Most AI knowledge tools make a quiet assumption: the model is the worker, and the human is the caller.
You ask, the system retrieves pages, the LLM synthesises them, you get an answer. Clean pipeline. One direction.
That assumption breaks the moment a reasoning model needs to use the knowledge base as a tool - not to answer a question, but to do work. Search for related pages. Read a contradicted entry. Write a resolution. Commit a lifecycle transition. Then search again based on what it found.
Now the model is the caller. The knowledge layer is the called. Same storage. Opposite direction.
This is the coordination problem that most knowledge tools never have to solve, because they pick one mode and stay there. Building a system that handles both cleanly turns out to be the interesting design challenge.
The Four-Interface Pattern
The clearest way to see the tension is through the four surfaces a well-designed knowledge system needs to support:
CLI : a human (or script) calls the system, which calls an LLM, which returns an answer. Streaming for humans, structured output for pipes. The model is a service.
IDE/App Plugin : same direction, richer context. The plugin renders wikilinks as navigation, exposes a lifecycle dashboard for human decisions. Still: human calls system calls LLM.
Web Chat UI : conversational, multi-turn, natural language operations. "Run lint." "Show me stale pages." The system interprets these and dispatches them. Still: human calls system calls LLM.
MCP : a reasoning model connects to the knowledge layer as a set of tools. It decides what to search, what to read, when to write, which lifecycle state to commit. The system is now memory. The model is now the brain.
The insight is that the first three interfaces share a common structure. The fourth inverts it entirely.
Why the Memory Layer Needs Opinions
Here is where the design gets non-obvious.
When a reasoning model can freely read, write, and transition pages, you need the storage layer to enforce constraints the model might not. A lifecycle transition graph that blocks invalid state changes. An immutable audit trail that records every edit and its stated reason, regardless of whether a human or an agent made it. Provenance tracking that ties every page to its source material.
These aren't features for the human users. They're the constraints that make it safe to connect a reasoning model to the same base a human is actively maintaining.
A model can call write_page then lifecycle_transition. What it cannot do is move a page from stale to contradicted - that transition isn't in the allowed graph. The memory layer enforces this the same way it enforces it for a CLI command. It doesn't care which surface issued the instruction.
The audit trail records triggered_by: mcp and the model's stated reason. Run the lifecycle log the next morning and the full chain is there, whether it was a human clicking in a plugin or an agent running at 2 AM.
The Hint Engine Doesn't Disappear
One question that comes up: if a reasoning model generates its own next steps dynamically, what happens to the deterministic hint engine that suggests follow-up queries?
It serves the human-facing interfaces. No LLM cost, instant suggestions based on current wiki health, contextual to what the user just asked. A reasoning model doesn't need that, it generates its own chains based on what it finds. Two different users, two different workflows, same storage layer.

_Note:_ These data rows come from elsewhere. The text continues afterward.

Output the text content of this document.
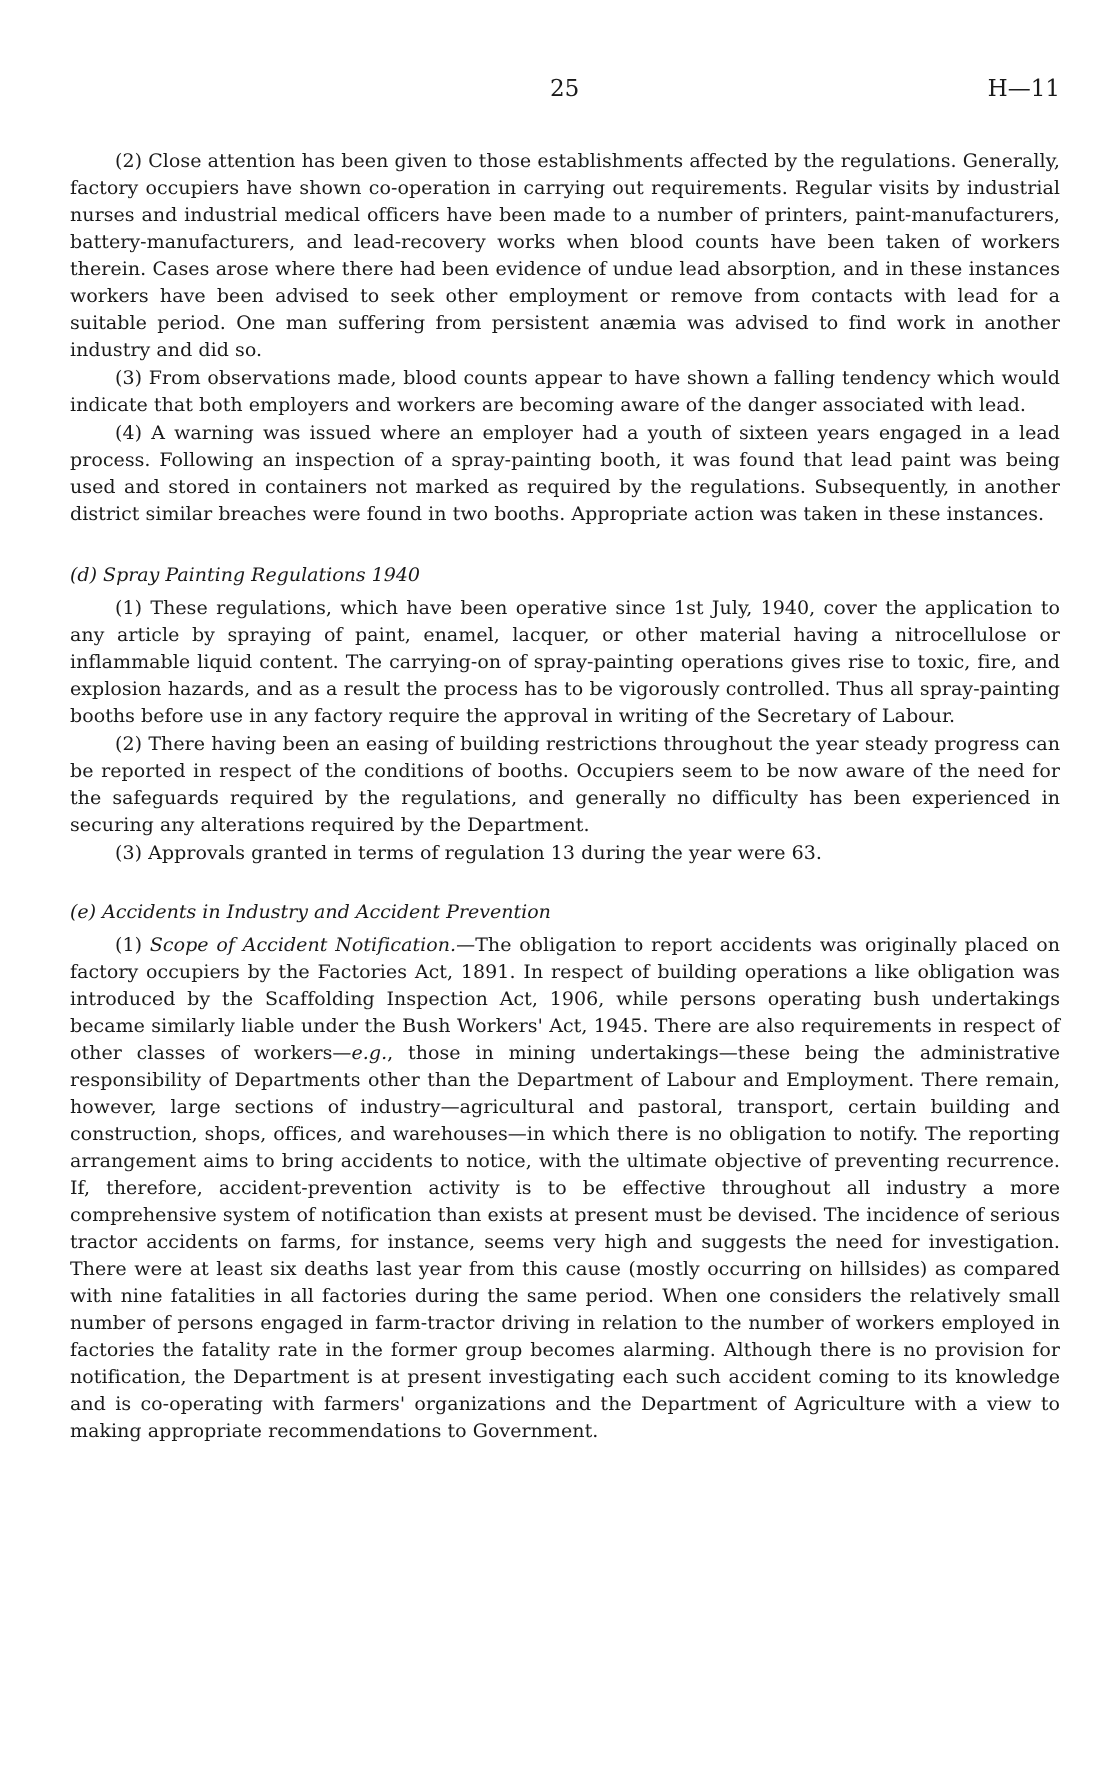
25	H—11

(2) Close attention has been given to those establishments affected by the regulations. Generally, factory occupiers have shown co-operation in carrying out requirements. Regular visits by industrial nurses and industrial medical officers have been made to a number of printers, paint-manufacturers, battery-manufacturers, and lead-recovery works when blood counts have been taken of workers therein. Cases arose where there had been evidence of undue lead absorption, and in these instances workers have been advised to seek other employment or remove from contacts with lead for a suitable period. One man suffering from persistent anæmia was advised to find work in another industry and did so.

(3) From observations made, blood counts appear to have shown a falling tendency which would indicate that both employers and workers are becoming aware of the danger associated with lead.

(4) A warning was issued where an employer had a youth of sixteen years engaged in a lead process. Following an inspection of a spray-painting booth, it was found that lead paint was being used and stored in containers not marked as required by the regulations. Subsequently, in another district similar breaches were found in two booths. Appropriate action was taken in these instances.

(d) Spray Painting Regulations 1940

(1) These regulations, which have been operative since 1st July, 1940, cover the application to any article by spraying of paint, enamel, lacquer, or other material having a nitrocellulose or inflammable liquid content. The carrying-on of spray-painting operations gives rise to toxic, fire, and explosion hazards, and as a result the process has to be vigorously controlled. Thus all spray-painting booths before use in any factory require the approval in writing of the Secretary of Labour.

(2) There having been an easing of building restrictions throughout the year steady progress can be reported in respect of the conditions of booths. Occupiers seem to be now aware of the need for the safeguards required by the regulations, and generally no difficulty has been experienced in securing any alterations required by the Department.

(3) Approvals granted in terms of regulation 13 during the year were 63.

(e) Accidents in Industry and Accident Prevention

(1) Scope of Accident Notification.—The obligation to report accidents was originally placed on factory occupiers by the Factories Act, 1891. In respect of building operations a like obligation was introduced by the Scaffolding Inspection Act, 1906, while persons operating bush undertakings became similarly liable under the Bush Workers' Act, 1945. There are also requirements in respect of other classes of workers—e.g., those in mining undertakings—these being the administrative responsibility of Departments other than the Department of Labour and Employment. There remain, however, large sections of industry—agricultural and pastoral, transport, certain building and construction, shops, offices, and warehouses—in which there is no obligation to notify. The reporting arrangement aims to bring accidents to notice, with the ultimate objective of preventing recurrence. If, therefore, accident-prevention activity is to be effective throughout all industry a more comprehensive system of notification than exists at present must be devised. The incidence of serious tractor accidents on farms, for instance, seems very high and suggests the need for investigation. There were at least six deaths last year from this cause (mostly occurring on hillsides) as compared with nine fatalities in all factories during the same period. When one considers the relatively small number of persons engaged in farm-tractor driving in relation to the number of workers employed in factories the fatality rate in the former group becomes alarming. Although there is no provision for notification, the Department is at present investigating each such accident coming to its knowledge and is co-operating with farmers' organizations and the Department of Agriculture with a view to making appropriate recommendations to Government.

The coexistence is the point. The four-interface pattern isn't about choosing between human-driven and agent-driven workflows. It's about a knowledge layer that supports both without leaking the distinction into the storage model.
Reference Implementation
The pattern described here is implemented in Synthadoc, an open-source AI knowledge base tool. The video above walks through all four interfaces against a live demo wiki - CLI queries, Obsidian plugin lifecycle management, web chat multi-turn conversation, and connecting Claude Code as a reasoning brain over MCP.
If you're building something similar, the part worth paying attention to isn't the interface count, it's the audit trail and transition graph. Those are what make the memory layer safe to connect to a model that can write, not just read.